LONDON, Oct. 29 (UPI) -- Cutbacks on safety checks led to a crash of a Nimrod surveillance jet in Afghanistan that left 14 British soldiers dead, a report concluded.
The report blasted the British Defense Ministry, the Royal Air Force and two major British weapons companies, BAE Systems and QinetiQ, for their role in a 2006 crash of a Nimrod surveillance jet near Kandahar, in southern Afghanistan. With all 14 men aboard killed, it was the British military's biggest single loss of life since the Falklands War.
Authored by aviation law specialist Charles Haddon-Cave, the report concluded that budget restraints implemented after a defense review in 1998 had substituted "business and financial targets" for "functional values such as safety and airworthiness," thus leading to the crash. The Nimrod had exploded shortly after a U.S. tanker plane had refueled it in midair.
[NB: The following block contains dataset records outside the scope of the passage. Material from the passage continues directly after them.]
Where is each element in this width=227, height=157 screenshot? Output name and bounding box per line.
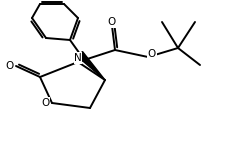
Text: N: N [74, 53, 82, 63]
Text: O: O [108, 17, 116, 27]
Text: O: O [41, 98, 49, 108]
Polygon shape [77, 51, 105, 80]
Text: O: O [148, 49, 156, 59]
Text: O: O [6, 61, 14, 71]
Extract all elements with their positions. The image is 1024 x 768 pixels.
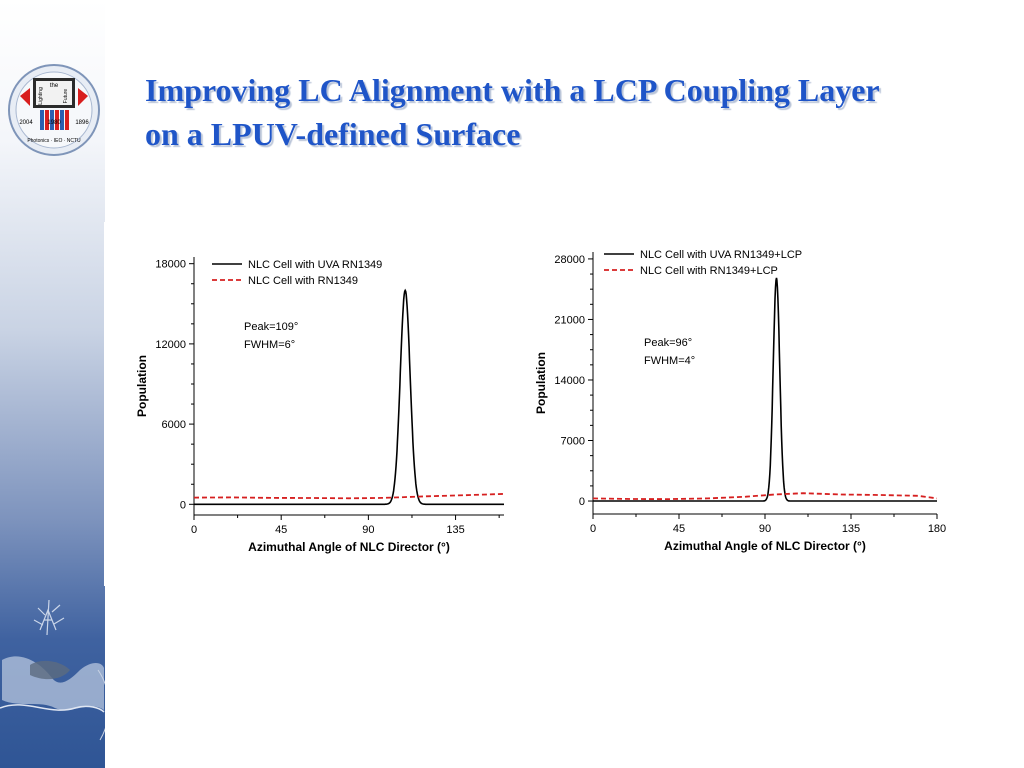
- slide-title-line-2: on a LPUV-defined Surface: [145, 116, 521, 152]
- y-tick-label: 7000: [561, 436, 585, 448]
- logo-year-left: 2004: [19, 120, 33, 126]
- y-tick-label: 21000: [554, 314, 585, 326]
- y-tick-label: 0: [180, 499, 186, 511]
- series-line-solid: [593, 277, 937, 502]
- logo-text-the: the: [50, 83, 59, 89]
- x-tick-label: 45: [275, 524, 287, 536]
- series-line-dashed: [593, 492, 937, 501]
- x-tick-label: 180: [928, 523, 946, 535]
- x-tick-label: 0: [191, 524, 197, 536]
- x-tick-label: 45: [673, 523, 685, 535]
- series-line-solid: [194, 288, 504, 506]
- logo-year-right: 1896: [75, 120, 89, 126]
- legend-label-solid: NLC Cell with UVA RN1349: [248, 259, 382, 271]
- annotation-peak: Peak=109°: [244, 321, 298, 333]
- y-tick-label: 12000: [155, 339, 186, 351]
- logo-year-mid: 1980: [47, 120, 61, 126]
- slide-title: Improving LC Alignment with a LCP Coupli…: [145, 68, 1015, 156]
- x-tick-label: 90: [759, 523, 771, 535]
- logo-text-future: Future: [63, 89, 69, 104]
- x-axis-label: Azimuthal Angle of NLC Director (°): [664, 539, 866, 553]
- x-tick-label: 0: [590, 523, 596, 535]
- legend-label-dashed: NLC Cell with RN1349: [248, 275, 358, 287]
- y-tick-label: 28000: [554, 254, 585, 266]
- hands-seedling-image: [0, 599, 105, 741]
- series-line-dashed: [194, 493, 504, 500]
- annotation-fwhm: FWHM=6°: [244, 339, 295, 351]
- annotation-fwhm: FWHM=4°: [644, 355, 695, 367]
- x-tick-label: 135: [842, 523, 860, 535]
- logo-text-lighting: Lighting: [38, 87, 44, 105]
- y-tick-label: 18000: [155, 259, 186, 271]
- y-tick-label: 14000: [554, 375, 585, 387]
- chart-left: 0 6000 12000 18000 0 45 90 135 Azimuthal Angle o…: [135, 257, 504, 554]
- legend-label-dashed: NLC Cell with RN1349+LCP: [640, 265, 778, 277]
- annotation-peak: Peak=96°: [644, 337, 692, 349]
- legend-label-solid: NLC Cell with UVA RN1349+LCP: [640, 249, 802, 261]
- y-axis-label: Population: [135, 355, 149, 417]
- y-tick-label: 6000: [162, 419, 186, 431]
- slide-title-line-1: Improving LC Alignment with a LCP Coupli…: [145, 72, 880, 108]
- logo-bottom-text: Photonics · IEO · NCTU: [27, 138, 81, 144]
- x-axis-label: Azimuthal Angle of NLC Director (°): [248, 540, 450, 554]
- chart-right: 0 7000 14000 21000 28000 0 45 90 135 180 Azimuthal…: [534, 249, 946, 553]
- lighting-the-future-logo: the Lighting Future 2004 1980 1896 Photo…: [8, 64, 100, 156]
- y-axis-label: Population: [534, 352, 548, 414]
- y-tick-label: 0: [579, 496, 585, 508]
- x-tick-label: 135: [446, 524, 464, 536]
- x-tick-label: 90: [362, 524, 374, 536]
- chart-area: 0 6000 12000 18000 0 45 90 135 Azimuthal Angle o…: [104, 222, 964, 586]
The RAF, BAE Systems and QinetiQ had been aware of safety problems linked to the refueling for years but did not take appropriate steps to eliminate them, the report said.
A former senior RAF officer was quoted in the report as saying: "There was no doubt that the culture of the time had switched. In the days of the RAF chief engineer in the 1990s, you had to be on top of airworthiness. By 2004 you had to be on top of your budget if you wanted to get ahead."
The report concluded that the Nimrod, built by BAE Systems, exploded after a fuel leak came into contact with hot air ducts in the plane's fuselage. The Nimrod has had a series of fire-related accidents over the past two decades, and the report says the RAF, BAE and QinetiQ have failed to address those safety shortcomings.
"Cutting corners costs lives," Liam Fox, an opposition defense expert, was quoted as saying by the Daily Telegraph newspaper. "You cannot fight wars on a peacetime budget."
British Defense Secretary Bob Ainsworth issued a quick apology in response to the report.
"I am sorry for the mistakes that have been made, and that lives have been lost as a result of our failure," Ainsworth said. "Safety is now given absolute priority by the highest levels of the Ministry of Defense."
But the relatives of the victims are not satisfied.
"It doesn't bring them back, does it?" Trish Knight, the mother of a sergeant who died in the crash, told the Daily Telegraph. "There should be some resignations by top people over the lies they have been telling us since 2006."